Au pays de la soif, les vendeurs de boissons et de ventilateurs tirent les marrons du feu

©Photo News

Les distributeurs dopent leurs volumes de ventes de boissons fraîches. L’enjeu: s’assurer de disposer de stocks en suffisance. En électroménager, les ventilateurs se vendent comme des petits pains.

Le spectre de la grande sécheresse de 1976 plane au-dessus de nos têtes. Comme une bonne partie de l’Europe, la Belgique prend les couleurs d’un pays asséché. Les fortes chaleurs des derniers jours, qui viennent s’ajouter à l’absence de pluie, ont d’ailleurs poussé la Flandre à décréter l’alerte orange.

L’heure est donc aux mesures visant à limiter la consommation d’eau. Plus question, au nord du pays, d’utiliser l’eau courante, les eaux souterraines ou pluviales pour arroser sa pelouse ou laver sa voiture.

Face à ce soleil désespérément radieux, les agriculteurs font grise mine. À l’inverse, certains créneaux de l’activité économique tirent les marrons du feu.

C’est le cas, par exemple, des vendeurs de… ventilateurs. Face à la montée inexorable des températures, les consommateurs se ruent sur les magasins d’électroménager qui vendent ce type d’appareil.

"Nous vendons 20% de ventilateurs en plus que l’année passée", assure Jannick De Saedeleer, la porte-parole de la chaîne Media Markt. Qui table sur une forte augmentation de la vente de ces produits en fin de semaine en raison de la canicule qui s’installe.

5 millions
Depuis un mois, les caisses de Delhaize ont scanné 5 millions de boissons de plus que l’an dernier à la même période.

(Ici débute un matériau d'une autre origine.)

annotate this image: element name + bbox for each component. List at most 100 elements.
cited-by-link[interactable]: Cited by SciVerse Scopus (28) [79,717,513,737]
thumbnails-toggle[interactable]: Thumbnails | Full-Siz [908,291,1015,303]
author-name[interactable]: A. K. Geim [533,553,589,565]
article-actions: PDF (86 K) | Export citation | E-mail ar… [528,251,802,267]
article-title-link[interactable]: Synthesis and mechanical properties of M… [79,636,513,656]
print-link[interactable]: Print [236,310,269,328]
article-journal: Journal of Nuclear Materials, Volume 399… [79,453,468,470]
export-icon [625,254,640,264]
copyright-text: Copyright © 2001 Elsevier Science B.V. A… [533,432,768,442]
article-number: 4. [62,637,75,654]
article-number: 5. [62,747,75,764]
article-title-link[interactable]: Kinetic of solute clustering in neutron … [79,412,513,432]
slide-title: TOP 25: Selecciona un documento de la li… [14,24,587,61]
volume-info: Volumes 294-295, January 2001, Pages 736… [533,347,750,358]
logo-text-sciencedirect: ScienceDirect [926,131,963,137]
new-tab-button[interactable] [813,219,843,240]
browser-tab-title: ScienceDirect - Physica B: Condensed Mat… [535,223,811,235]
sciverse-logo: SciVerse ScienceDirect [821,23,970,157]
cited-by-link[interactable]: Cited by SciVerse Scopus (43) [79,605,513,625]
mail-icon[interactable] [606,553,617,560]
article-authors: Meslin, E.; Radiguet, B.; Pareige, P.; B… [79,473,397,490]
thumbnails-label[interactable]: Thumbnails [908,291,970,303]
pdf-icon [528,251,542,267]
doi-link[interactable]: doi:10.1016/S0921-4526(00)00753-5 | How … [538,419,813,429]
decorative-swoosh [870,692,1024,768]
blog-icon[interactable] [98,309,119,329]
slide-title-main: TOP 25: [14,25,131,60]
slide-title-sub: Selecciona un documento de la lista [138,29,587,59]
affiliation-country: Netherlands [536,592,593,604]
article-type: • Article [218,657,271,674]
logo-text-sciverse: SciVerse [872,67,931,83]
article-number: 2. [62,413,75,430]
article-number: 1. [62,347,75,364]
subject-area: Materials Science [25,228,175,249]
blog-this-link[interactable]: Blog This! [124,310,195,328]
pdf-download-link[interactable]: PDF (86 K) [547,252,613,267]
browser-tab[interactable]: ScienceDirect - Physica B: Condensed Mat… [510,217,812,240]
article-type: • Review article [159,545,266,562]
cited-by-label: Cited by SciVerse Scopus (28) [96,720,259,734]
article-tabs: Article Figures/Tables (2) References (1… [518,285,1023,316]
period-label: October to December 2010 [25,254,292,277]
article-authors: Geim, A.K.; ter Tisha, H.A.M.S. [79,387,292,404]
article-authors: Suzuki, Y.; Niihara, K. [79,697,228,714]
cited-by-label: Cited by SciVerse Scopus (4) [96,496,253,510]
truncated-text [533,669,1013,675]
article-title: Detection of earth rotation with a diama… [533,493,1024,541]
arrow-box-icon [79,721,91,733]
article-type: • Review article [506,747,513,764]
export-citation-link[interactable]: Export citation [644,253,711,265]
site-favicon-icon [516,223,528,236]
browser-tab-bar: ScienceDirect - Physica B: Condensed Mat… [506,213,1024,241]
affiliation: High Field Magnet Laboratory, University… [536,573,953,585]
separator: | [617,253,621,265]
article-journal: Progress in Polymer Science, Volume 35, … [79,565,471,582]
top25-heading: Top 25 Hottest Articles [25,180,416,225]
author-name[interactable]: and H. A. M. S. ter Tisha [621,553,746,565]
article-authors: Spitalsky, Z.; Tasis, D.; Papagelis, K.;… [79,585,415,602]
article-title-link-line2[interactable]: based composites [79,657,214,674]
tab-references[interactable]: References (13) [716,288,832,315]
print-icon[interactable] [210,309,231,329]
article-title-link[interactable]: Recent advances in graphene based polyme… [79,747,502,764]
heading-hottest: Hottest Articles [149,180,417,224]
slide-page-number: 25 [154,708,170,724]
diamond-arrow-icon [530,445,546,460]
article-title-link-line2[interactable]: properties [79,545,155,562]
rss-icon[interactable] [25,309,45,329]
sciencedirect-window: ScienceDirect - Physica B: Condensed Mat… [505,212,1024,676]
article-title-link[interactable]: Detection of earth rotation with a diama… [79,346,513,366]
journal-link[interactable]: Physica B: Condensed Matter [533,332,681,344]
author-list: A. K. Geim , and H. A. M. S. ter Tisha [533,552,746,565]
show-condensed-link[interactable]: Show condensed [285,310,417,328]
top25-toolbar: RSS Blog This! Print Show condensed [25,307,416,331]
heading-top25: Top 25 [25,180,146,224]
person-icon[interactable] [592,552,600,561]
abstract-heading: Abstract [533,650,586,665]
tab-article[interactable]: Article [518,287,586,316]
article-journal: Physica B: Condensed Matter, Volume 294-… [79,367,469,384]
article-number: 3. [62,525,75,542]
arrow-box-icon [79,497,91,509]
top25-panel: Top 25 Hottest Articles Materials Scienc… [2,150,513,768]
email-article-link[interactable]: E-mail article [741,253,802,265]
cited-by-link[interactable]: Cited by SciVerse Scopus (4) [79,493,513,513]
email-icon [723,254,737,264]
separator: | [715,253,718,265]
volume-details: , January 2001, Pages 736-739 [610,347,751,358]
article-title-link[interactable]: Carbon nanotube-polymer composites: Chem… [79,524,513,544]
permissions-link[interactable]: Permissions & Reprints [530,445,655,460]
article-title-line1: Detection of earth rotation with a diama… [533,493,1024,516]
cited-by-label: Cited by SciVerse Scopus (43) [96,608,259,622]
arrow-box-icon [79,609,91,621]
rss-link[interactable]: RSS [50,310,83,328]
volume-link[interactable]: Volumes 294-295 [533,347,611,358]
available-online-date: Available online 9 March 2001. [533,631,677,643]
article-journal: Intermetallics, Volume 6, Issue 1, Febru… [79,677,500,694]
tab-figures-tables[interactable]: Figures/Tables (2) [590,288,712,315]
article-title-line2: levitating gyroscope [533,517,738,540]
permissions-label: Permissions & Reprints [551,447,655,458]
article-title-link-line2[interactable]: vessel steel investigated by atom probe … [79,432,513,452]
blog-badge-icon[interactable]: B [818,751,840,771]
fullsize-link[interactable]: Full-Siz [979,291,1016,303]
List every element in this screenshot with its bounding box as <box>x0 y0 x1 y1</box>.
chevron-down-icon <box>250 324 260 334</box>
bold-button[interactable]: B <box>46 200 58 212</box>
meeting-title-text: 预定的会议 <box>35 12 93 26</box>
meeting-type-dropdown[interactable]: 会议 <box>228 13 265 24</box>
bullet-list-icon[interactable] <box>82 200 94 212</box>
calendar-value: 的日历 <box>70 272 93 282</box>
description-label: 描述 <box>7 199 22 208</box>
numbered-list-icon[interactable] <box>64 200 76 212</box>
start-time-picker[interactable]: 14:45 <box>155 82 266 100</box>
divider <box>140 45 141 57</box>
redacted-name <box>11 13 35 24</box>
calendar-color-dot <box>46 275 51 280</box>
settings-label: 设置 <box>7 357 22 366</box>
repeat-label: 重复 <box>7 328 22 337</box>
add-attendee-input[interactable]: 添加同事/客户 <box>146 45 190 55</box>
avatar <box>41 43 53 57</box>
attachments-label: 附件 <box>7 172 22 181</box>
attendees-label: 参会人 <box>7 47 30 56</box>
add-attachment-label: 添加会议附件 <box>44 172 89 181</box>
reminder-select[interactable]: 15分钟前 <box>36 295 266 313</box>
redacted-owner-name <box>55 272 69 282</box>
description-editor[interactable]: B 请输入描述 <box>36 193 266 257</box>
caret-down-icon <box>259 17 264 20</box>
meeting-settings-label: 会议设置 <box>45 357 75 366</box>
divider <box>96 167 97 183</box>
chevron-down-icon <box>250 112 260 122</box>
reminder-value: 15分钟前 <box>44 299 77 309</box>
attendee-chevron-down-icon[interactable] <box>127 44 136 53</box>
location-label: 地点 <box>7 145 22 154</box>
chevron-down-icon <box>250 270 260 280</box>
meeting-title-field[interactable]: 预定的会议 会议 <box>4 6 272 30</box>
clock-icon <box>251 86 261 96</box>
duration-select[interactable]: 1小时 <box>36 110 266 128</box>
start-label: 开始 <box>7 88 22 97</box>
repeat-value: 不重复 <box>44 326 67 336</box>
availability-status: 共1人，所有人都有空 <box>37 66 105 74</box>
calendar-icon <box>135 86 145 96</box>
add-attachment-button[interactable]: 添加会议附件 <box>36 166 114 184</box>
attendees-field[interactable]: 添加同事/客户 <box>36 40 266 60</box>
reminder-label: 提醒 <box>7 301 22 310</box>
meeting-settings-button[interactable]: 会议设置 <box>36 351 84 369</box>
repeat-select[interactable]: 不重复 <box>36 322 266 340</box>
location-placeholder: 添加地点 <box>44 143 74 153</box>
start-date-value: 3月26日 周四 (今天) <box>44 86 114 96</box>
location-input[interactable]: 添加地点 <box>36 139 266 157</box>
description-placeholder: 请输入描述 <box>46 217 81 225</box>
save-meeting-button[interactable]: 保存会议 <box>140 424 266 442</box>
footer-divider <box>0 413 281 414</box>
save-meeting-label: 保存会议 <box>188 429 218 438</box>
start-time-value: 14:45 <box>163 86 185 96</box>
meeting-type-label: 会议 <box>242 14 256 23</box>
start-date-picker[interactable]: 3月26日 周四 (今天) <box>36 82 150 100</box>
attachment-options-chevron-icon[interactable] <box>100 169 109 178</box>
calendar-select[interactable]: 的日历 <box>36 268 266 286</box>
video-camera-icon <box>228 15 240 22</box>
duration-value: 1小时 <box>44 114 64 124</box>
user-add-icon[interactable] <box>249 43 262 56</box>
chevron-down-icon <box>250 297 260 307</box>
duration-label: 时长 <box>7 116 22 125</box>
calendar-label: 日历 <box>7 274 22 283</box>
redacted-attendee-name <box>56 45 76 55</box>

Dans le secteur alimentaire, ce sont bien sûr les producteurs de boissons, de glaces et glaçons qui se frottent les mains. A commencer par le géant Coca-Cola. Qui refuse de donner des chiffres à la veille de la publication de ses résultats, mais ne fait pas mystère de l’effet très positif de la canicule sur ses ventes.

Tout profit pour le secteur horeca, qui profite à plein de la météo propice au verre en terrasse, dans la foulée, qui plus est, d’un Mondial de foot où les performances des Diables Rouges ont largement contribué à remplir les cafés.

"La météo a un impact sur les comportements des consommateurs. On boit moins de café, mais plus d’eau. Les ventes de spiritueux baissent et les vins de catégories supérieures sont délaissés au profit des rosés ou des vins blancs légers et frais", explique Thierry Neyens, président de la Fédération Horeca Wallonie.

Un petit bémol toutefois: les établissements situés dans les galeries commerçantes, qui attirent moins le chaland quand il fait très beau.

Rayons boissons dévalisés

Cette effervescence se reflète aussi chez les distributeurs. Les trois grands acteurs du pays – Colruyt, Delhaize et Carrefour – sont unanimes à noter une razzia sur leurs rayons boissons. Les clients se ruent surtout sur l’eau, mais aussi sur les boissons sans alcool, les bières, les glaces et les glaçons.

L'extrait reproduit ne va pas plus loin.